Ответил я не сразу, несколько секунд искал верную линию поведения, но в итоге решил, что проще всего сказать правду, и как с обрыва в воду прыгнул:
 
   – Был.
 
И сразу услышал главный вопрос:
 
   – Вампиров ты завалил?
   – Нет, Серёга, – мотнул я головой. – Это как раз они меня завалить пытались.
   – Ой ли, Егор? – прищурился кондотьер.
   – А зачем, скажи, мне врать? Я ваших людских законов не боюсь, я дракон, я неподсуден. Завалил бы кого, так бы прямо и сказал: завалил.
   – Законов ты не боишься, понимаю, – не стал спорить молотобоец, – а как насчёт Дикого Урмана?
 
Поймав его внимательный взгляд, я пожал плечами:
 
   – Не понимаю, куда ты клонишь.
   – Всё ты, Егор, отлично понимаешь. Как ни крути, а вожак упыриной стаи в плане боевой магии покруче нагона-мага будет.
   – И что с того?
   – А то, что вряд ли хочешь, чтобы дохлых упыряк на тебя повесили. Разве нет?
   – Чего хочу, чего не хочу, это, извини, Серёга, сугубо моё дело. А твоё дело знать, что я этих диких пальцем не тронул. Это также точно, как и то, что смерть неизбежна, а жизнь прекрасна.
   – Ага, прекрасна, – ухмыльнулся Архипыч. – Если правильно подобрать антидепрессанты.
 
Какое-то время мы молчали, потом кондотьер спросил:
 
   – Слушай, а может, свидетели есть?
   – Свидетели? – Я задумался. – Нет, свидетелей нет. Зато есть моё честное слово. И слово это такое: я их не трогал. Веришь?
   – Верю. Но если не ты, то кто? Может, истребители?
   – Не знаю.
   – Как же так, Егор? – покосился на меня Архипыч. – Ведь ты там был.

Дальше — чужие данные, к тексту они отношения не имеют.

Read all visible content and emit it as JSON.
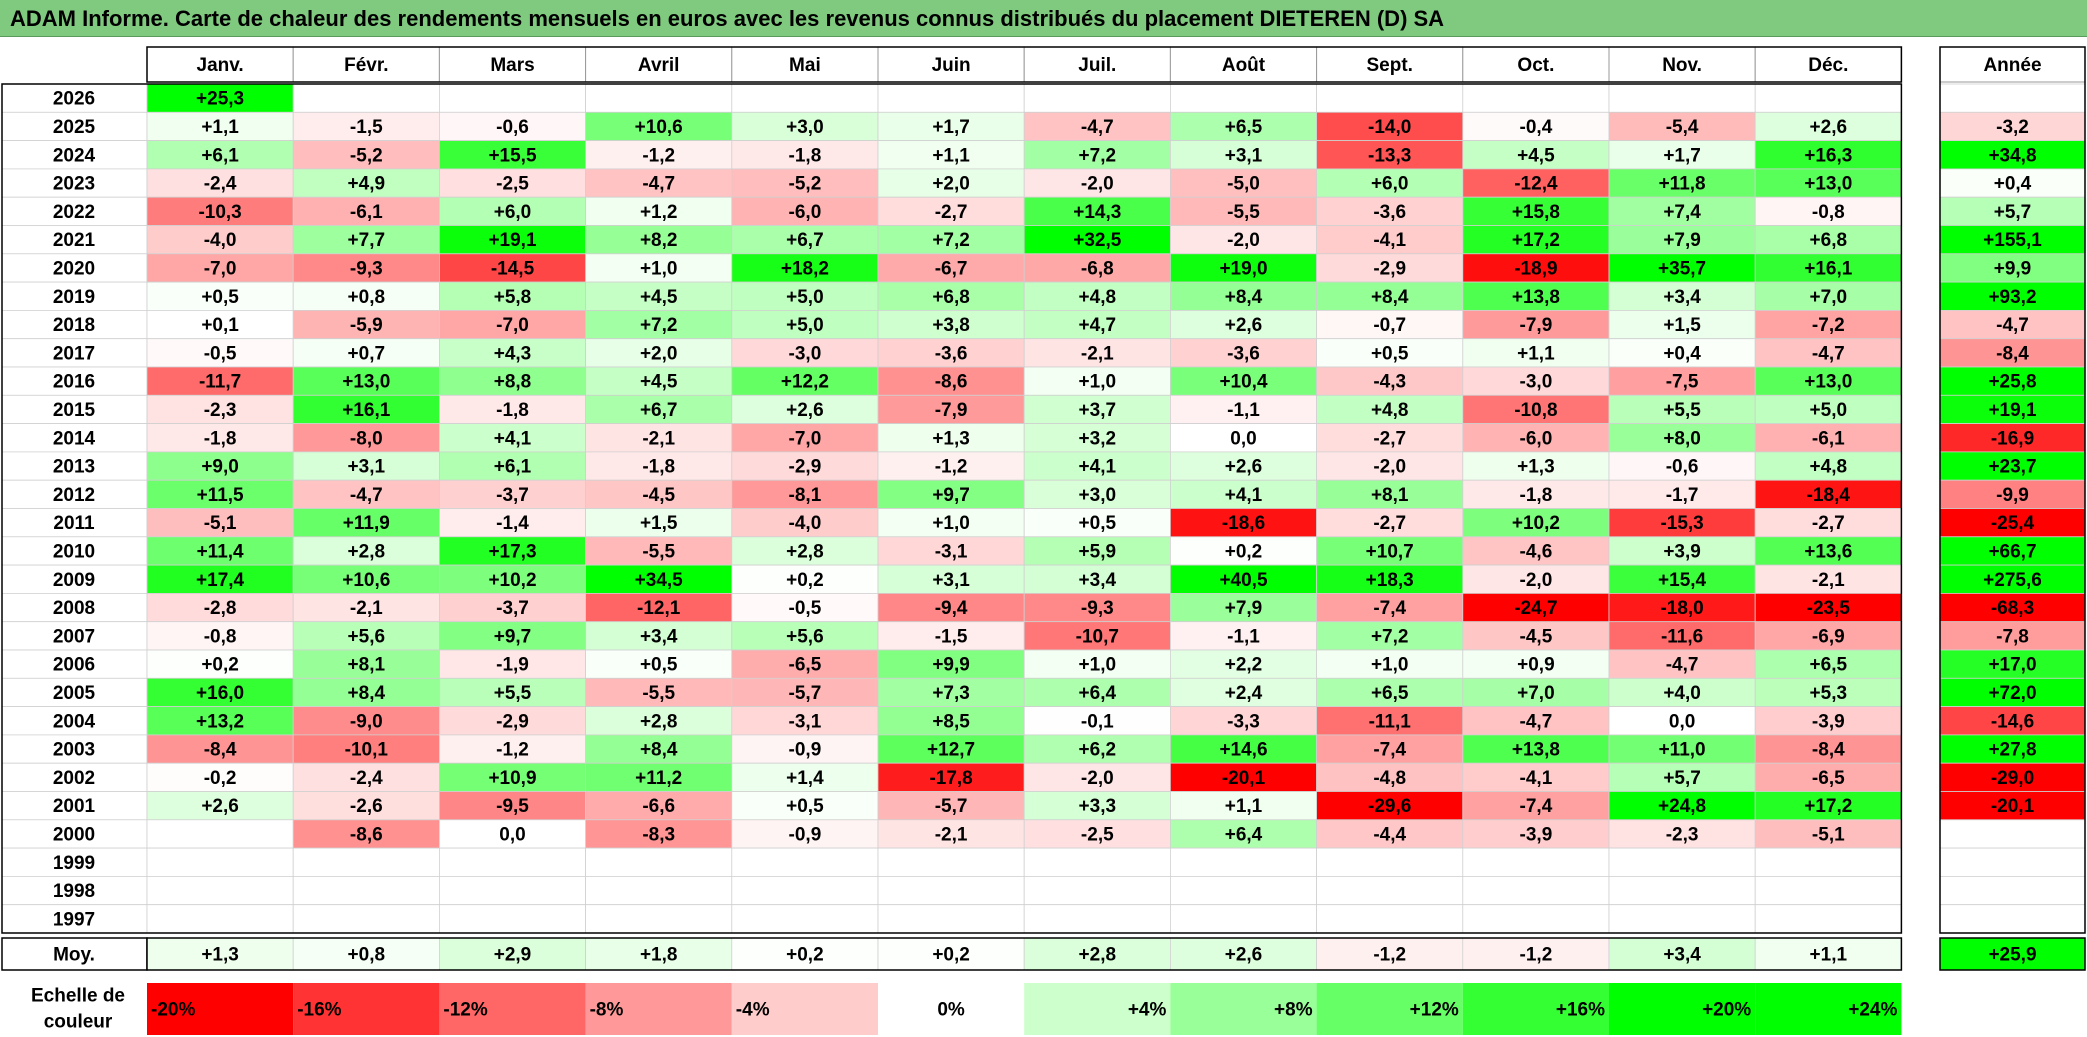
{
  "title": "ADAM Informe. Carte de chaleur des rendements mensuels en euros avec les revenus connus distribués du placement DIETEREN (D) SA",
  "chart_data": {
    "type": "heatmap",
    "title": "ADAM Informe. Carte de chaleur des rendements mensuels en euros avec les revenus connus distribués du placement DIETEREN (D) SA",
    "months": [
      "Janv.",
      "Févr.",
      "Mars",
      "Avril",
      "Mai",
      "Juin",
      "Juil.",
      "Août",
      "Sept.",
      "Oct.",
      "Nov.",
      "Déc."
    ],
    "year_header": "Année",
    "avg_label": "Moy.",
    "scale_label": [
      "Echelle de",
      "couleur"
    ],
    "rows": [
      {
        "year": "2026",
        "values": [
          25.3,
          null,
          null,
          null,
          null,
          null,
          null,
          null,
          null,
          null,
          null,
          null
        ],
        "annual": null
      },
      {
        "year": "2025",
        "values": [
          1.1,
          -1.5,
          -0.6,
          10.6,
          3.0,
          1.7,
          -4.7,
          6.5,
          -14.0,
          -0.4,
          -5.4,
          2.6
        ],
        "annual": -3.2
      },
      {
        "year": "2024",
        "values": [
          6.1,
          -5.2,
          15.5,
          -1.2,
          -1.8,
          1.1,
          7.2,
          3.1,
          -13.3,
          4.5,
          1.7,
          16.3
        ],
        "annual": 34.8
      },
      {
        "year": "2023",
        "values": [
          -2.4,
          4.9,
          -2.5,
          -4.7,
          -5.2,
          2.0,
          -2.0,
          -5.0,
          6.0,
          -12.4,
          11.8,
          13.0
        ],
        "annual": 0.4
      },
      {
        "year": "2022",
        "values": [
          -10.3,
          -6.1,
          6.0,
          1.2,
          -6.0,
          -2.7,
          14.3,
          -5.5,
          -3.6,
          15.8,
          7.4,
          -0.8
        ],
        "annual": 5.7
      },
      {
        "year": "2021",
        "values": [
          -4.0,
          7.7,
          19.1,
          8.2,
          6.7,
          7.2,
          32.5,
          -2.0,
          -4.1,
          17.2,
          7.9,
          6.8
        ],
        "annual": 155.1
      },
      {
        "year": "2020",
        "values": [
          -7.0,
          -9.3,
          -14.5,
          1.0,
          18.2,
          -6.7,
          -6.8,
          19.0,
          -2.9,
          -18.9,
          35.7,
          16.1
        ],
        "annual": 9.9
      },
      {
        "year": "2019",
        "values": [
          0.5,
          0.8,
          5.8,
          4.5,
          5.0,
          6.8,
          4.8,
          8.4,
          8.4,
          13.8,
          3.4,
          7.0
        ],
        "annual": 93.2
      },
      {
        "year": "2018",
        "values": [
          0.1,
          -5.9,
          -7.0,
          7.2,
          5.0,
          3.8,
          4.7,
          2.6,
          -0.7,
          -7.9,
          1.5,
          -7.2
        ],
        "annual": -4.7
      },
      {
        "year": "2017",
        "values": [
          -0.5,
          0.7,
          4.3,
          2.0,
          -3.0,
          -3.6,
          -2.1,
          -3.6,
          0.5,
          1.1,
          0.4,
          -4.7
        ],
        "annual": -8.4
      },
      {
        "year": "2016",
        "values": [
          -11.7,
          13.0,
          8.8,
          4.5,
          12.2,
          -8.6,
          1.0,
          10.4,
          -4.3,
          -3.0,
          -7.5,
          13.0
        ],
        "annual": 25.8
      },
      {
        "year": "2015",
        "values": [
          -2.3,
          16.1,
          -1.8,
          6.7,
          2.6,
          -7.9,
          3.7,
          -1.1,
          4.8,
          -10.8,
          5.5,
          5.0
        ],
        "annual": 19.1
      },
      {
        "year": "2014",
        "values": [
          -1.8,
          -8.0,
          4.1,
          -2.1,
          -7.0,
          1.3,
          3.2,
          0.0,
          -2.7,
          -6.0,
          8.0,
          -6.1
        ],
        "annual": -16.9
      },
      {
        "year": "2013",
        "values": [
          9.0,
          3.1,
          6.1,
          -1.8,
          -2.9,
          -1.2,
          4.1,
          2.6,
          -2.0,
          1.3,
          -0.6,
          4.8
        ],
        "annual": 23.7
      },
      {
        "year": "2012",
        "values": [
          11.5,
          -4.7,
          -3.7,
          -4.5,
          -8.1,
          9.7,
          3.0,
          4.1,
          8.1,
          -1.8,
          -1.7,
          -18.4
        ],
        "annual": -9.9
      },
      {
        "year": "2011",
        "values": [
          -5.1,
          11.9,
          -1.4,
          1.5,
          -4.0,
          1.0,
          0.5,
          -18.6,
          -2.7,
          10.2,
          -15.3,
          -2.7
        ],
        "annual": -25.4
      },
      {
        "year": "2010",
        "values": [
          11.4,
          2.8,
          17.3,
          -5.5,
          2.8,
          -3.1,
          5.9,
          0.2,
          10.7,
          -4.6,
          3.9,
          13.6
        ],
        "annual": 66.7
      },
      {
        "year": "2009",
        "values": [
          17.4,
          10.6,
          10.2,
          34.5,
          0.2,
          3.1,
          3.4,
          40.5,
          18.3,
          -2.0,
          15.4,
          -2.1
        ],
        "annual": 275.6
      },
      {
        "year": "2008",
        "values": [
          -2.8,
          -2.1,
          -3.7,
          -12.1,
          -0.5,
          -9.4,
          -9.3,
          7.9,
          -7.4,
          -24.7,
          -18.0,
          -23.5
        ],
        "annual": -68.3
      },
      {
        "year": "2007",
        "values": [
          -0.8,
          5.6,
          9.7,
          3.4,
          5.6,
          -1.5,
          -10.7,
          -1.1,
          7.2,
          -4.5,
          -11.6,
          -6.9
        ],
        "annual": -7.8
      },
      {
        "year": "2006",
        "values": [
          0.2,
          8.1,
          -1.9,
          0.5,
          -6.5,
          9.9,
          1.0,
          2.2,
          1.0,
          0.9,
          -4.7,
          6.5
        ],
        "annual": 17.0
      },
      {
        "year": "2005",
        "values": [
          16.0,
          8.4,
          5.5,
          -5.5,
          -5.7,
          7.3,
          6.4,
          2.4,
          6.5,
          7.0,
          4.0,
          5.3
        ],
        "annual": 72.0
      },
      {
        "year": "2004",
        "values": [
          13.2,
          -9.0,
          -2.9,
          2.8,
          -3.1,
          8.5,
          -0.1,
          -3.3,
          -11.1,
          -4.7,
          0.0,
          -3.9
        ],
        "annual": -14.6
      },
      {
        "year": "2003",
        "values": [
          -8.4,
          -10.1,
          -1.2,
          8.4,
          -0.9,
          12.7,
          6.2,
          14.6,
          -7.4,
          13.8,
          11.0,
          -8.4
        ],
        "annual": 27.8
      },
      {
        "year": "2002",
        "values": [
          -0.2,
          -2.4,
          10.9,
          11.2,
          1.4,
          -17.8,
          -2.0,
          -20.1,
          -4.8,
          -4.1,
          5.7,
          -6.5
        ],
        "annual": -29.0
      },
      {
        "year": "2001",
        "values": [
          2.6,
          -2.6,
          -9.5,
          -6.6,
          0.5,
          -5.7,
          3.3,
          1.1,
          -29.6,
          -7.4,
          24.8,
          17.2
        ],
        "annual": -20.1
      },
      {
        "year": "2000",
        "values": [
          null,
          -8.6,
          0.0,
          -8.3,
          -0.9,
          -2.1,
          -2.5,
          6.4,
          -4.4,
          -3.9,
          -2.3,
          -5.1
        ],
        "annual": null
      },
      {
        "year": "1999",
        "values": [
          null,
          null,
          null,
          null,
          null,
          null,
          null,
          null,
          null,
          null,
          null,
          null
        ],
        "annual": null
      },
      {
        "year": "1998",
        "values": [
          null,
          null,
          null,
          null,
          null,
          null,
          null,
          null,
          null,
          null,
          null,
          null
        ],
        "annual": null
      },
      {
        "year": "1997",
        "values": [
          null,
          null,
          null,
          null,
          null,
          null,
          null,
          null,
          null,
          null,
          null,
          null
        ],
        "annual": null
      }
    ],
    "average": {
      "values": [
        1.3,
        0.8,
        2.9,
        1.8,
        0.2,
        0.2,
        2.8,
        2.6,
        -1.2,
        -1.2,
        3.4,
        1.1
      ],
      "annual": 25.9
    },
    "scale": [
      {
        "label": "-20%",
        "value": -20
      },
      {
        "label": "-16%",
        "value": -16
      },
      {
        "label": "-12%",
        "value": -12
      },
      {
        "label": "-8%",
        "value": -8
      },
      {
        "label": "-4%",
        "value": -4
      },
      {
        "label": "0%",
        "value": 0
      },
      {
        "label": "+4%",
        "value": 4
      },
      {
        "label": "+8%",
        "value": 8
      },
      {
        "label": "+12%",
        "value": 12
      },
      {
        "label": "+16%",
        "value": 16
      },
      {
        "label": "+20%",
        "value": 20
      },
      {
        "label": "+24%",
        "value": 24
      }
    ],
    "colors": {
      "negative_max": "#ff0000",
      "neutral": "#ffffff",
      "positive_max": "#00ff00",
      "title_bar": "#7fca7f"
    }
  }
}
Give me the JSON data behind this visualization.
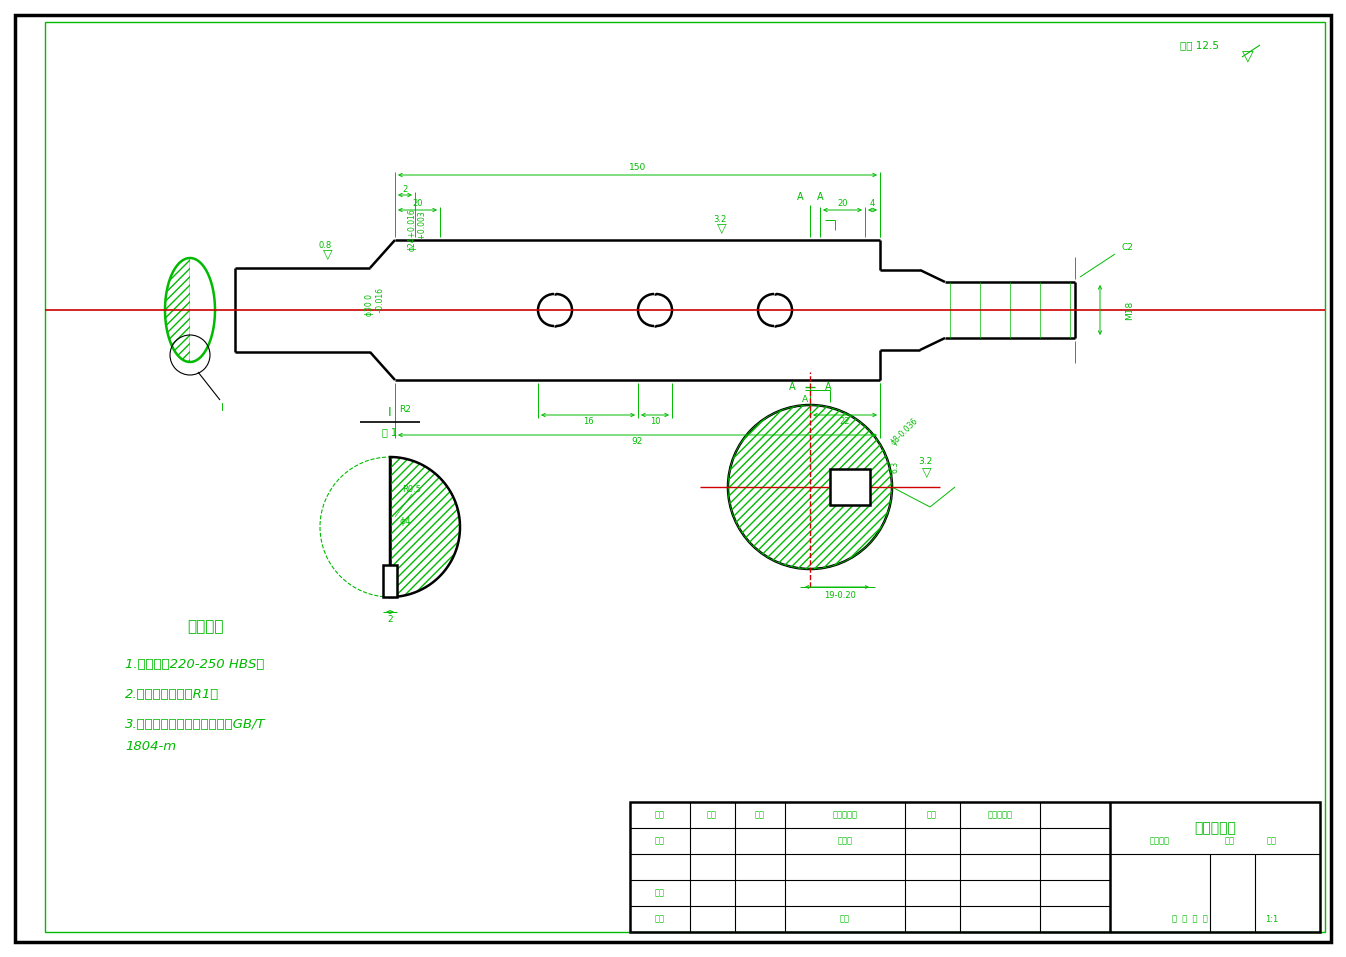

   – Был-то я там был, но только ничего не видел. Когда им секир-башка делали, пребывал в глухой отключке.
 
Молотобоец крякнул и огладил бороду:
 
   – Это как так?
   Ничего не оставалось, как рассказать о мрачных событиях прошедшей ночи. И я рассказал. Только о спасителе своём, о чёрном мотоциклисте умолчал. А закончил свою историю такими словами:
   – Что касается Урмана, тут ты, Серёга, ошибаешься. Не боюсь кровососа. Дёрнется, разорву в Ночь Полёта как тузик грелку.